Last night Whyte ave was INSANE! Starting at 9pm, just after the Oilers won, total chaos erupted. Actually, it wasn't chaotic, just packed, loud, and belligerent. I opened the front door and was hit by a wall of sound, reverberating cheering and horn-blowing. The streets were packed with slow-moving cars that waved makeshift hockey stick-flagpoles bearing oilers flags. Crazy fans ran into the street, high-fiving drivers and passengers. Everyone was wearing oilers jerseys, some men wore tiny blue speedos, others wore worker oil-rig gear.

Sheri and I went for a stroll, and felt like cultural tourists, quietly and carefully walking arm-in-arm, sometimes reaching up to smack a strangers outstretched hand in a high-five. Crossing the street was risky, it involved negotiating cross-currents of throbbing fans, waving limbs, flags, and effigies of the Detroit and Calgary logos. "Hey! Hey Oilers Girls!" someone yelled from their car. Who us? Swaddled in wool and winter trench-coats? We did see some oiler-girls, shivering and hooting in their clever make-shift tube-tops fashioned from oilers bandanas. There were also plenty of women sporting big oilers jerseys and face-paint.

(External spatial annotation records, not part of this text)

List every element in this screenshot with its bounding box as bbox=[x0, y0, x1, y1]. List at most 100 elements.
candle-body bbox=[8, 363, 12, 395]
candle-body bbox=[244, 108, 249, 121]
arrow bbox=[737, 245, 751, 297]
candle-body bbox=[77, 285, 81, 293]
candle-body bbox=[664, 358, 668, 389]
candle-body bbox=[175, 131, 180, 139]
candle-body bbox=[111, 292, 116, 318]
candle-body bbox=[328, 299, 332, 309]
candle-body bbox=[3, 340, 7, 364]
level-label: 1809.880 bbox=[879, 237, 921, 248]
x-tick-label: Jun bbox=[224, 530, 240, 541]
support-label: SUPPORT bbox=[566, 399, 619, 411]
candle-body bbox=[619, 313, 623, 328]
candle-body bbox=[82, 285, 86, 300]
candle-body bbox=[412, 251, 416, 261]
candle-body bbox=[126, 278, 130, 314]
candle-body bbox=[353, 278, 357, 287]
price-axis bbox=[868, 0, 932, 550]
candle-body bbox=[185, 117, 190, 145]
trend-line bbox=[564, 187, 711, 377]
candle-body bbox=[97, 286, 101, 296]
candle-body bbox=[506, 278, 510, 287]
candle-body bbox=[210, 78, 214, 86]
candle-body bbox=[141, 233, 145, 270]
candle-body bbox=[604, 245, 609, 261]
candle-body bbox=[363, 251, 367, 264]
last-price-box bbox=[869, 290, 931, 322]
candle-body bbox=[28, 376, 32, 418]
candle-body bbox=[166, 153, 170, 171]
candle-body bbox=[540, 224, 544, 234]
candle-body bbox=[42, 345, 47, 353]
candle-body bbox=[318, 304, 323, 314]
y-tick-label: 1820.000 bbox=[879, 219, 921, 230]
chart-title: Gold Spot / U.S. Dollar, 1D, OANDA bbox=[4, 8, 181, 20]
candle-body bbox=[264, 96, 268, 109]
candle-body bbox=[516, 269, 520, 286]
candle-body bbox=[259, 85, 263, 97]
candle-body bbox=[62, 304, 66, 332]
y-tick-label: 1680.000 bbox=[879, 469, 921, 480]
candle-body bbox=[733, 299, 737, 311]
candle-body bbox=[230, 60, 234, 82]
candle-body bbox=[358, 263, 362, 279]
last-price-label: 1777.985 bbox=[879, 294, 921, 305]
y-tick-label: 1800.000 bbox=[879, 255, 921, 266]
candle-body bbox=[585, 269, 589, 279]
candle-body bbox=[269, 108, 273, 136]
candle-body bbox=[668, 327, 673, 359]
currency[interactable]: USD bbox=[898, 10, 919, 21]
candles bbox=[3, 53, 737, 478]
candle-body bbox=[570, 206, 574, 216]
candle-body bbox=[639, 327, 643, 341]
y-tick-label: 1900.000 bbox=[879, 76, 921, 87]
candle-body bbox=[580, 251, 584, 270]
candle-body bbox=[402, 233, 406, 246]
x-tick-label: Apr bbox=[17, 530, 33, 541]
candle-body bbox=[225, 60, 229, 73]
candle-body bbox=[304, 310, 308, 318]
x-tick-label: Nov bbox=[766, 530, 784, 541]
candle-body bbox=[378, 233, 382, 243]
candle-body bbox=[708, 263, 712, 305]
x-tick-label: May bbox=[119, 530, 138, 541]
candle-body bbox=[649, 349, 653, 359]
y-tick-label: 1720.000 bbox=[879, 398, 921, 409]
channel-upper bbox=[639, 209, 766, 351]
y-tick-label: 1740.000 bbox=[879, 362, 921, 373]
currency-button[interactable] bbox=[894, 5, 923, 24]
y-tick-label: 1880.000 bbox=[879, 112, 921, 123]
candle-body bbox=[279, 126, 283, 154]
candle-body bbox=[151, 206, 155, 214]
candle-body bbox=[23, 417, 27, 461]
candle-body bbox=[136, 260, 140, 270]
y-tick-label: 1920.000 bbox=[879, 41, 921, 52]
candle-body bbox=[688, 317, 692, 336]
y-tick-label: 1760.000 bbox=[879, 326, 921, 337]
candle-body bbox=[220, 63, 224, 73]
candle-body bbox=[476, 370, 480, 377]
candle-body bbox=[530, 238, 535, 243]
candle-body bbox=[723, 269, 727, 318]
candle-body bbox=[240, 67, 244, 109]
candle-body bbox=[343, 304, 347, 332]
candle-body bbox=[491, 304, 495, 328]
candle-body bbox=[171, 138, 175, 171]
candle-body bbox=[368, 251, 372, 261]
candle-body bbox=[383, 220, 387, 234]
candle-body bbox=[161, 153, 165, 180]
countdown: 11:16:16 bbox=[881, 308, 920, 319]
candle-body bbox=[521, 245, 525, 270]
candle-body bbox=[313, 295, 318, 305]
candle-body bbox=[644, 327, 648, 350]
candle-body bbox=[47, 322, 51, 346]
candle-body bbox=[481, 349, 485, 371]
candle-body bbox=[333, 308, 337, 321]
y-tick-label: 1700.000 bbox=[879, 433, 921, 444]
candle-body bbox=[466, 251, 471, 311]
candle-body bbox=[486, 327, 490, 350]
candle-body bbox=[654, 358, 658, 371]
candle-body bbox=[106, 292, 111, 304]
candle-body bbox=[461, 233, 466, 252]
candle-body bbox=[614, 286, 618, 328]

We settled in at Julios for beer. We opened the door to a rousing conclusion of "Sha-na-na-na Goodbye", not what I expected in a mexican resto. People ran by banging the windows and yelling madly. Everyone had video and digital cameras. A young woman ran by and flashed the restaurant, to raucous applause. As we walked home by the huge crowd assembled at the intersection outside Chapters (pictured above by the Edmonton Journal), I saw another women atop her friend's shoulders, shirt lifted up. Doesn't she see that they will soon come to demand flashing? From her and other women?
It was definitely time to head home.
Winning adrenaline+testosterone+over-running public spaces+constant bodily contact+women flashing flesh = potential nightmare.

Sexual aggression scariness aside, I love it when a community spills into the streets. Just like the blackout when I was in Toronto, the carnivalesque of latenight revelling and celebration is intoxicating in its energy. It's abnormal, it's exciting, and you actually meet, touch, and smile at strangers in the street. I wish we had more to celebrate than a hockey series.